By way of conclusion, here are some odds and ends to 21 Jump Street that I really enjoyed. Hill and Tatum have tremendous chemistry, and Tatum proves he can deftly handle comedy, as when he tries to intimidate one of the drug dealers in the beginning with, “Hey, you want me to beat your dick off?”

As a big fan of the TV series Parks and Recreation (2009-present), I loved seeing Nick Offerman cameo as the deputy police chief who transfers the bumbling idiots to the undercover bureau. His description of the program as a rehashing of the past because the higher ups lack creativity in catching criminals constitutes a witty meta-commentary on the business of filmmaking today, what with the prevalence of sequels and reboots.

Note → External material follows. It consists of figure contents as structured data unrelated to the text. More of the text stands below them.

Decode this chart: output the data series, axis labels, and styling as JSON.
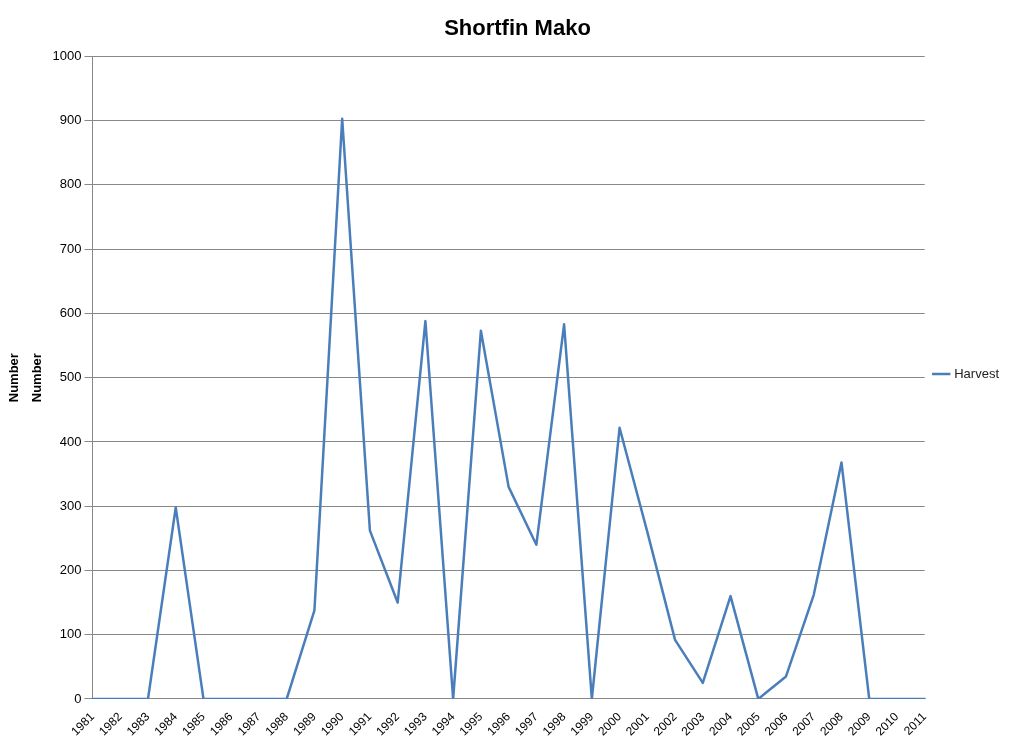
{
  "chart_data": {
    "type": "line",
    "title": "Shortfin Mako",
    "ylabel": "Number",
    "annotations": [
      "Number"
    ],
    "categories": [
      "1981",
      "1982",
      "1983",
      "1984",
      "1985",
      "1986",
      "1987",
      "1988",
      "1989",
      "1990",
      "1991",
      "1992",
      "1993",
      "1994",
      "1995",
      "1996",
      "1997",
      "1998",
      "1999",
      "2000",
      "2001",
      "2002",
      "2003",
      "2004",
      "2005",
      "2006",
      "2007",
      "2008",
      "2009",
      "2010",
      "2011"
    ],
    "series": [
      {
        "name": "Harvest",
        "color": "#4a7ebb",
        "values": [
          0,
          0,
          0,
          298,
          0,
          0,
          0,
          0,
          138,
          903,
          262,
          150,
          588,
          0,
          573,
          330,
          240,
          583,
          0,
          422,
          260,
          92,
          25,
          160,
          0,
          35,
          162,
          368,
          0,
          0,
          0
        ]
      }
    ],
    "ylim": [
      0,
      1000
    ],
    "yticks": [
      0,
      100,
      200,
      300,
      400,
      500,
      600,
      700,
      800,
      900,
      1000
    ],
    "grid": "y",
    "legend": "right",
    "marker": "none",
    "line_style": "solid"
  }
}
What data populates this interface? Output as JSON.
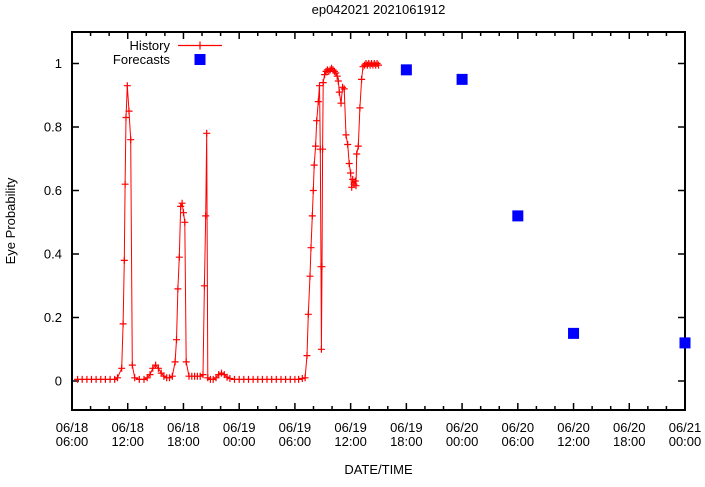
{
  "title": "ep042021 2021061912",
  "axes": {
    "x_label": "DATE/TIME",
    "y_label": "Eye Probability",
    "x_tick_labels": [
      [
        "06/18",
        "06:00"
      ],
      [
        "06/18",
        "12:00"
      ],
      [
        "06/18",
        "18:00"
      ],
      [
        "06/19",
        "00:00"
      ],
      [
        "06/19",
        "06:00"
      ],
      [
        "06/19",
        "12:00"
      ],
      [
        "06/19",
        "18:00"
      ],
      [
        "06/20",
        "00:00"
      ],
      [
        "06/20",
        "06:00"
      ],
      [
        "06/20",
        "12:00"
      ],
      [
        "06/20",
        "18:00"
      ],
      [
        "06/21",
        "00:00"
      ]
    ],
    "y_tick_labels": [
      "0",
      "0.2",
      "0.4",
      "0.6",
      "0.8",
      "1"
    ]
  },
  "legend": {
    "history_label": "History",
    "forecasts_label": "Forecasts"
  },
  "colors": {
    "history": "#ff0000",
    "forecast": "#0000ff",
    "axis": "#000000",
    "background": "#ffffff"
  },
  "chart_data": {
    "type": "line",
    "title": "ep042021 2021061912",
    "xlabel": "DATE/TIME",
    "ylabel": "Eye Probability",
    "x_unit": "hours_since_06/18_06:00",
    "x_range_hours": [
      0,
      66
    ],
    "x_major_tick_hours": 6,
    "x_minor_tick_hours": 2,
    "ylim": [
      -0.09,
      1.1
    ],
    "y_major_ticks": [
      0,
      0.2,
      0.4,
      0.6,
      0.8,
      1
    ],
    "grid": "off",
    "legend_position": "top-left-inside",
    "series": [
      {
        "name": "History",
        "style": "line-with-plus-markers",
        "color": "#ff0000",
        "points": [
          [
            0.6,
            0.005
          ],
          [
            1.1,
            0.005
          ],
          [
            1.6,
            0.005
          ],
          [
            2.1,
            0.005
          ],
          [
            2.6,
            0.005
          ],
          [
            3.1,
            0.005
          ],
          [
            3.6,
            0.005
          ],
          [
            4.1,
            0.005
          ],
          [
            4.6,
            0.005
          ],
          [
            4.9,
            0.01
          ],
          [
            5.35,
            0.04
          ],
          [
            5.5,
            0.18
          ],
          [
            5.63,
            0.38
          ],
          [
            5.72,
            0.62
          ],
          [
            5.81,
            0.83
          ],
          [
            5.95,
            0.93
          ],
          [
            6.14,
            0.85
          ],
          [
            6.32,
            0.76
          ],
          [
            6.49,
            0.05
          ],
          [
            6.75,
            0.01
          ],
          [
            7.25,
            0.005
          ],
          [
            7.75,
            0.005
          ],
          [
            8.1,
            0.01
          ],
          [
            8.4,
            0.02
          ],
          [
            8.7,
            0.04
          ],
          [
            9.0,
            0.05
          ],
          [
            9.3,
            0.04
          ],
          [
            9.6,
            0.025
          ],
          [
            9.9,
            0.015
          ],
          [
            10.2,
            0.01
          ],
          [
            10.5,
            0.01
          ],
          [
            10.8,
            0.015
          ],
          [
            11.1,
            0.06
          ],
          [
            11.25,
            0.13
          ],
          [
            11.4,
            0.29
          ],
          [
            11.55,
            0.39
          ],
          [
            11.7,
            0.55
          ],
          [
            11.85,
            0.56
          ],
          [
            12.0,
            0.53
          ],
          [
            12.15,
            0.5
          ],
          [
            12.3,
            0.06
          ],
          [
            12.6,
            0.015
          ],
          [
            12.9,
            0.015
          ],
          [
            13.2,
            0.015
          ],
          [
            13.5,
            0.015
          ],
          [
            13.8,
            0.015
          ],
          [
            14.1,
            0.02
          ],
          [
            14.25,
            0.3
          ],
          [
            14.4,
            0.52
          ],
          [
            14.5,
            0.78
          ],
          [
            14.62,
            0.01
          ],
          [
            14.9,
            0.005
          ],
          [
            15.2,
            0.005
          ],
          [
            15.5,
            0.01
          ],
          [
            15.8,
            0.02
          ],
          [
            16.1,
            0.025
          ],
          [
            16.4,
            0.02
          ],
          [
            16.7,
            0.012
          ],
          [
            17.0,
            0.008
          ],
          [
            17.5,
            0.005
          ],
          [
            18.0,
            0.005
          ],
          [
            18.5,
            0.005
          ],
          [
            19.0,
            0.005
          ],
          [
            19.5,
            0.005
          ],
          [
            20.0,
            0.005
          ],
          [
            20.5,
            0.005
          ],
          [
            21.0,
            0.005
          ],
          [
            21.5,
            0.005
          ],
          [
            22.0,
            0.005
          ],
          [
            22.5,
            0.005
          ],
          [
            23.0,
            0.005
          ],
          [
            23.5,
            0.005
          ],
          [
            24.0,
            0.005
          ],
          [
            24.4,
            0.005
          ],
          [
            24.8,
            0.008
          ],
          [
            25.1,
            0.01
          ],
          [
            25.3,
            0.08
          ],
          [
            25.44,
            0.21
          ],
          [
            25.62,
            0.33
          ],
          [
            25.73,
            0.42
          ],
          [
            25.87,
            0.52
          ],
          [
            25.98,
            0.6
          ],
          [
            26.08,
            0.68
          ],
          [
            26.23,
            0.74
          ],
          [
            26.35,
            0.82
          ],
          [
            26.52,
            0.88
          ],
          [
            26.65,
            0.93
          ],
          [
            26.73,
            0.73
          ],
          [
            26.81,
            0.36
          ],
          [
            26.85,
            0.1
          ],
          [
            26.92,
            0.36
          ],
          [
            26.98,
            0.73
          ],
          [
            27.05,
            0.94
          ],
          [
            27.2,
            0.965
          ],
          [
            27.35,
            0.975
          ],
          [
            27.5,
            0.98
          ],
          [
            27.65,
            0.975
          ],
          [
            27.8,
            0.98
          ],
          [
            27.95,
            0.985
          ],
          [
            28.1,
            0.98
          ],
          [
            28.25,
            0.975
          ],
          [
            28.4,
            0.97
          ],
          [
            28.55,
            0.96
          ],
          [
            28.67,
            0.945
          ],
          [
            28.78,
            0.91
          ],
          [
            28.96,
            0.875
          ],
          [
            29.14,
            0.925
          ],
          [
            29.31,
            0.92
          ],
          [
            29.5,
            0.775
          ],
          [
            29.68,
            0.745
          ],
          [
            29.85,
            0.685
          ],
          [
            30.0,
            0.655
          ],
          [
            30.11,
            0.61
          ],
          [
            30.22,
            0.635
          ],
          [
            30.36,
            0.62
          ],
          [
            30.5,
            0.63
          ],
          [
            30.58,
            0.615
          ],
          [
            30.65,
            0.715
          ],
          [
            30.82,
            0.74
          ],
          [
            31.0,
            0.86
          ],
          [
            31.18,
            0.95
          ],
          [
            31.33,
            0.99
          ],
          [
            31.5,
            0.995
          ],
          [
            31.65,
            1.0
          ],
          [
            31.8,
            0.995
          ],
          [
            31.95,
            1.0
          ],
          [
            32.1,
            0.995
          ],
          [
            32.25,
            1.0
          ],
          [
            32.4,
            0.995
          ],
          [
            32.55,
            1.0
          ],
          [
            32.7,
            0.995
          ],
          [
            32.85,
            1.0
          ],
          [
            33.0,
            0.995
          ]
        ]
      },
      {
        "name": "Forecasts",
        "style": "filled-square-markers",
        "color": "#0000ff",
        "points": [
          [
            36,
            0.98
          ],
          [
            42,
            0.95
          ],
          [
            48,
            0.52
          ],
          [
            54,
            0.15
          ],
          [
            66,
            0.12
          ]
        ]
      }
    ]
  }
}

Furthermore, the characterizations of the adults at the school (weirdly named Sagan High… after Carl Sagan?) are clearly meant to make fun of archetypal teachers and principals who are ignorant of their students’ problems. For example, Principal Dadier (Jake Johnson from New Girl) and drama teacher Mr. Gordon (Chris Parnell) regularly say that they should care more about their students than they do. Mr. Walters, the creep that he is, had to have been a douche bag when he was in school because he simply never left. Perhaps the funniest situation arises because Jenko’s science teacher (Ellie Kemper) is overly flirtatious. She is physically conflicted over her desire for Jenko, both making her body available for ogling and saying she just can’t entertain the thought of crossing the line between teacher and student. The good news is that Jenko never takes advantage of her or any other woman who flings herself at him.

On the downside, the filmmakers waste that well-hidden cameo by Johnny Depp. At the end of the film, his Tom Hanson from the original series, along with partner Doug Penhall (Peter DeLuise), appears as an undercover cop who has lived with the drug dealing gang for years, going so far as to get tattoos and wear prosthetic makeup around the clock. When a gunfight breaks out between Schmidt and Jenko and the drug dealers, Hanson and his partner are caught in the cross-hairs and die gruesomely after professing their love for each other. This being a Jonah Hill movie, of course there is bromance. But doing away with these characters in this manner seems insensitive and outlandish. But what really explains this maneuver? Maybe the filmmakers weren’t expecting any fans of the original show to see the movie.